As for some parameters used in the proposed method, the subarray length L and the SLSC ratio Q are set to the same value for dual processes in order to accord with the acoustic reciprocity. Actually, using different values for the Tx and Rx aperture is also feasible since two processes in “Transmit aperture weighting for the SLSC imaging” and “Receive aperture weighting for the SLSC imaging” sections are mutually independent. Changing parameters for one aperture will not affect the beamforming process in another. It is a considerable issue that we can modify the final image by changing both apertures’ parameters separately. It might cause a degradation in the robustness but could bring advantages for specific situations. For instance, when the ROI contains several hyperechoic targets, enlarging L and decreasing Q for the Rx aperture can help achieve a higher contrast and better noise reduction around these targets, while the background speckle region could be damaged.

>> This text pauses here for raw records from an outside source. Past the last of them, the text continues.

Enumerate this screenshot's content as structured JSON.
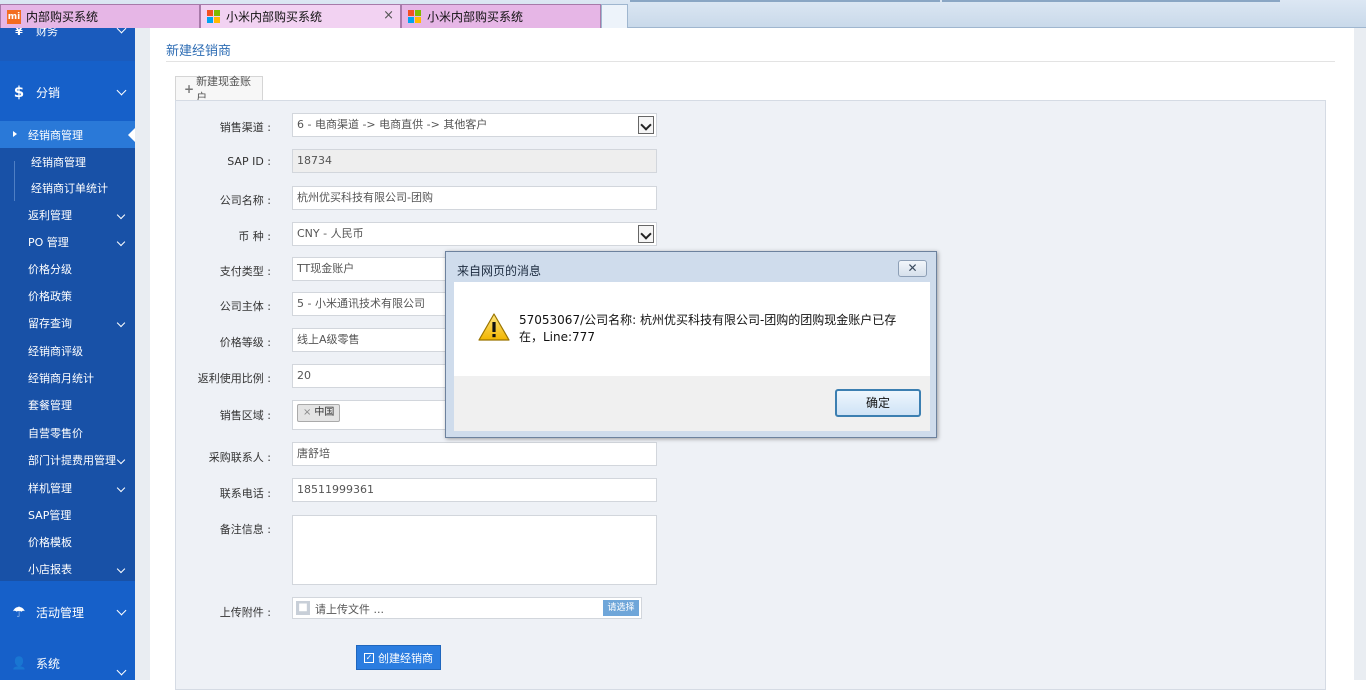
{
  "browser": {
    "tabs": [
      {
        "label": "内部购买系统",
        "icon": "mi-logo-icon"
      },
      {
        "label": "小米内部购买系统",
        "icon": "windows-logo-icon",
        "close": "×"
      },
      {
        "label": "小米内部购买系统",
        "icon": "windows-logo-icon"
      }
    ]
  },
  "sidebar": {
    "finance": {
      "icon": "¥",
      "label": "财务"
    },
    "distribution": {
      "icon": "$",
      "label": "分销"
    },
    "items": [
      {
        "label": "经销商管理"
      },
      {
        "label": "经销商管理"
      },
      {
        "label": "经销商订单统计"
      },
      {
        "label": "返利管理"
      },
      {
        "label": "PO 管理"
      },
      {
        "label": "价格分级"
      },
      {
        "label": "价格政策"
      },
      {
        "label": "留存查询"
      },
      {
        "label": "经销商评级"
      },
      {
        "label": "经销商月统计"
      },
      {
        "label": "套餐管理"
      },
      {
        "label": "自营零售价"
      },
      {
        "label": "部门计提费用管理"
      },
      {
        "label": "样机管理"
      },
      {
        "label": "SAP管理"
      },
      {
        "label": "价格模板"
      },
      {
        "label": "小店报表"
      }
    ],
    "activity": {
      "icon": "☂",
      "label": "活动管理"
    },
    "system": {
      "icon": "👤",
      "label": "系统"
    }
  },
  "page": {
    "title": "新建经销商",
    "tab_label": "新建现金账户",
    "tab_icon": "+"
  },
  "form": {
    "channel": {
      "label": "销售渠道 :",
      "value": "6 - 电商渠道 -> 电商直供 -> 其他客户"
    },
    "sap_id": {
      "label": "SAP ID :",
      "value": "18734"
    },
    "company_name": {
      "label": "公司名称 :",
      "value": "杭州优买科技有限公司-团购"
    },
    "currency": {
      "label": "币 种 :",
      "value": "CNY - 人民币"
    },
    "payment_type": {
      "label": "支付类型 :",
      "value": "TT现金账户"
    },
    "company_entity": {
      "label": "公司主体 :",
      "value": "5 - 小米通讯技术有限公司"
    },
    "price_level": {
      "label": "价格等级 :",
      "value": "线上A级零售"
    },
    "rebate_ratio": {
      "label": "返利使用比例 :",
      "value": "20"
    },
    "sales_region": {
      "label": "销售区域 :",
      "tag": "中国",
      "tag_remove": "×"
    },
    "contact": {
      "label": "采购联系人 :",
      "value": "唐舒培"
    },
    "phone": {
      "label": "联系电话 :",
      "value": "18511999361"
    },
    "remarks": {
      "label": "备注信息 :",
      "value": ""
    },
    "attachment": {
      "label": "上传附件 :",
      "placeholder": "请上传文件 ...",
      "button": "请选择"
    },
    "submit": {
      "label": "创建经销商",
      "icon": "✓"
    }
  },
  "dialog": {
    "title": "来自网页的消息",
    "close": "✕",
    "message": "57053067/公司名称: 杭州优买科技有限公司-团购的团购现金账户已存在，Line:777",
    "ok": "确定"
  },
  "colors": {
    "sidebar_bg": "#1851a7",
    "sidebar_active": "#2a79d8",
    "accent": "#2b7de0",
    "tab_bg": "#e6b6e6"
  }
}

The computational complexity (CC) of the proposed method is a little higher than those of the MV beamformer and the original SLSC beamformer, since both the MV and the SLSC process are conducted in our method. The MV method has a complexity of \({\text{O}}\left( {L^{3} } \right)\) [25, 26], while the CC of the SLSC is comparably similar with that of the MV beamformer [2], also about \(O\left( {L^{3} } \right)\). The proposed scheme includes two MV beamforming processes and two SLSC estimations, for dual apertures, respectively. Thus, the CC is about four times the original MV methods, but still at the level of \(O\left( {L^{3} } \right)\). In consideration of the application of the graphics processing unit (GPU), it is possible to realize the real-time MV and SLSC algorithm [27,28,29]. We believe that our method also has the potential for real-time practical implementation.

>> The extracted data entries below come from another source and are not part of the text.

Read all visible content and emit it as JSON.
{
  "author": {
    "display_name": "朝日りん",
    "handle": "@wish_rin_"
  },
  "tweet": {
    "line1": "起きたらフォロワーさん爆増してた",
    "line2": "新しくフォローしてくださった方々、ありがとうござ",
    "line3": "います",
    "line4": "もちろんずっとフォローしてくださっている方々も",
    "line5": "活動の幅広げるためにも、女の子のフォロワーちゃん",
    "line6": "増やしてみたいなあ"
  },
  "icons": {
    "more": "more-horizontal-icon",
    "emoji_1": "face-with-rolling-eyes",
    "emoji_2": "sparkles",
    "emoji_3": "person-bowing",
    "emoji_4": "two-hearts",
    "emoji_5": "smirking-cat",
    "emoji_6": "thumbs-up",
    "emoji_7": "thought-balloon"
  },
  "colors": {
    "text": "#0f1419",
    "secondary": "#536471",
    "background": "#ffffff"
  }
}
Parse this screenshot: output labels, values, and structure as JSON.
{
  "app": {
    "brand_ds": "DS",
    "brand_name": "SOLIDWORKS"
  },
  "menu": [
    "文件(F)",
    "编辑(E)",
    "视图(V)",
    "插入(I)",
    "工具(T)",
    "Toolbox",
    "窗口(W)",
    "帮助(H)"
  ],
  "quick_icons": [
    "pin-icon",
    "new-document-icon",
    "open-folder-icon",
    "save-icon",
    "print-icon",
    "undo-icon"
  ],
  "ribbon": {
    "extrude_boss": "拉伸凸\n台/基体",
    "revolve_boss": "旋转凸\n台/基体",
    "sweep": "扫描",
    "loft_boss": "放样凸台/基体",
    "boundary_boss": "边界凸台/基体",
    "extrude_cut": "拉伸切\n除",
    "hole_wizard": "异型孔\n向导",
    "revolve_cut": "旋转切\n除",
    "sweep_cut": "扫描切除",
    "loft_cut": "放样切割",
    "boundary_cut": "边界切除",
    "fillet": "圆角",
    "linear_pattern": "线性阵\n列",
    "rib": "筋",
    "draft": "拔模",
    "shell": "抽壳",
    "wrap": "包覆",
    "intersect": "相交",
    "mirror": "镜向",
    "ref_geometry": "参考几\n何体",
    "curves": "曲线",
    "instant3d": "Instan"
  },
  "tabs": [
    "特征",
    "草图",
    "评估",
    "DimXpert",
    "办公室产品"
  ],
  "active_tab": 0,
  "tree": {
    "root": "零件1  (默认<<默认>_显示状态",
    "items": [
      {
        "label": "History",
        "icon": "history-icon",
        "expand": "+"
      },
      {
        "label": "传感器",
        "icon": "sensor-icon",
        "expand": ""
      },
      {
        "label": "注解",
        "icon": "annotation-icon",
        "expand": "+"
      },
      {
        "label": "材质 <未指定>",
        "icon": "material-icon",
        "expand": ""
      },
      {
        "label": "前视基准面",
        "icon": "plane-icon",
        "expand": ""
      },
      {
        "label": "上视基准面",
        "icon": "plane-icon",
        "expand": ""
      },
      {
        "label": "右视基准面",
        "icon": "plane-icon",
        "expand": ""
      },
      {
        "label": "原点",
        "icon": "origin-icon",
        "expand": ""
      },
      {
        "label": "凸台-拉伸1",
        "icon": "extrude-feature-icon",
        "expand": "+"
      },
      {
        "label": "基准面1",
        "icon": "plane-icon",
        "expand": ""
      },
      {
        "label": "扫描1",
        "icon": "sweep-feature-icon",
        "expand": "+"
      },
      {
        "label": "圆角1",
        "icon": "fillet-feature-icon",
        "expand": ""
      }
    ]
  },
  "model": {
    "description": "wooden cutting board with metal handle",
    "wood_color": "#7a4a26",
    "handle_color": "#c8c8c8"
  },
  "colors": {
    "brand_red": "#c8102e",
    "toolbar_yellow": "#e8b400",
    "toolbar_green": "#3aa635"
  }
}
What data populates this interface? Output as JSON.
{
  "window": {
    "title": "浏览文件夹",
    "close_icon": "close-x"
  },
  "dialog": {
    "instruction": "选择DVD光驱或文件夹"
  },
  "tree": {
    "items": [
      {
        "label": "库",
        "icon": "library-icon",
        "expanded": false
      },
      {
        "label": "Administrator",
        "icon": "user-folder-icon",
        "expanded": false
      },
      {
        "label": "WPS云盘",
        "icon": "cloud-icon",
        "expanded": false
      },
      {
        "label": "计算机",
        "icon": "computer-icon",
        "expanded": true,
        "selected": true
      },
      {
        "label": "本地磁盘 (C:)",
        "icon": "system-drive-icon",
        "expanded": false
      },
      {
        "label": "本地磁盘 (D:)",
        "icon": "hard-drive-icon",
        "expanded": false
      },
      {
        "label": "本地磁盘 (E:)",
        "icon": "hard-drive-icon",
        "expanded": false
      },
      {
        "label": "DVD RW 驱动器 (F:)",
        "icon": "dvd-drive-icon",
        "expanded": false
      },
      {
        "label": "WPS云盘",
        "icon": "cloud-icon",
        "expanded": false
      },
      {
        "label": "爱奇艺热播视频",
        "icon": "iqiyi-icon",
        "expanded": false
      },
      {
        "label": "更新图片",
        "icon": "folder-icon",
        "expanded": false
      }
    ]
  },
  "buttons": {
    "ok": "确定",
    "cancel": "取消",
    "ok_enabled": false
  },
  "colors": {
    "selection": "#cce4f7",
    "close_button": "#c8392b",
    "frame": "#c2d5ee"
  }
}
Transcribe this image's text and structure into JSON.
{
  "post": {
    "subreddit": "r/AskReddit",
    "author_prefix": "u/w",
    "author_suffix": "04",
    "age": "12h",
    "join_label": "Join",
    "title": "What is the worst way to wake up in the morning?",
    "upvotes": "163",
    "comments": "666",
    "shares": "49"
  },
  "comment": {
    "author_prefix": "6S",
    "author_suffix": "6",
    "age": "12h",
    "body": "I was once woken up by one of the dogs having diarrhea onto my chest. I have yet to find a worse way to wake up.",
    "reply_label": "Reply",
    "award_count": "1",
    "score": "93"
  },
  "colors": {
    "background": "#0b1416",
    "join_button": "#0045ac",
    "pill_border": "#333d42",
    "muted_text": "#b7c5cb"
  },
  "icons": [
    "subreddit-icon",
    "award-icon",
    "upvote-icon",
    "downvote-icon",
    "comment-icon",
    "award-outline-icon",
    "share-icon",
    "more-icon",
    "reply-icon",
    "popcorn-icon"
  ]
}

There are still some unsolved issues in the proposed method. Above all, the integration of the MV and the SLSC could decrease the robustness in complicated situations. The hyperechoic cysts could be indistinguishable from the speckle region using the SLSC scheme. Another problem occurs in the clinical situation. The image enhancement of the proposed method could be influenced by tissue motions, channel noises, and phase aberration. Adopting a compensation technology for the tissue motion could be an effective alternative [30]. Future studies will focus on handling these drawbacks.

Conclusion

We develop a novel SLSC imaging method adopting the MV adaptive synthesis on dual apertures in this paper. The synthetic aperture echo dataset is adaptively beamformed in the Tx and Rx apertures, and the spatial coherence is also estimated through both apertures. Simulated, phantom and in vivo data are collected to demonstrate the advantages of the proposed method. Results show that our method can enhance the image resolution which is usually damaged by the original SLSC algorithm. More than this, the CR and speckle SNR are also increased due to the utilization of the adaptive focusing process. Therefore, we consider that the proposed method could be a promising SLSC imaging technique for the better imaging quality in medical ultrasound imaging.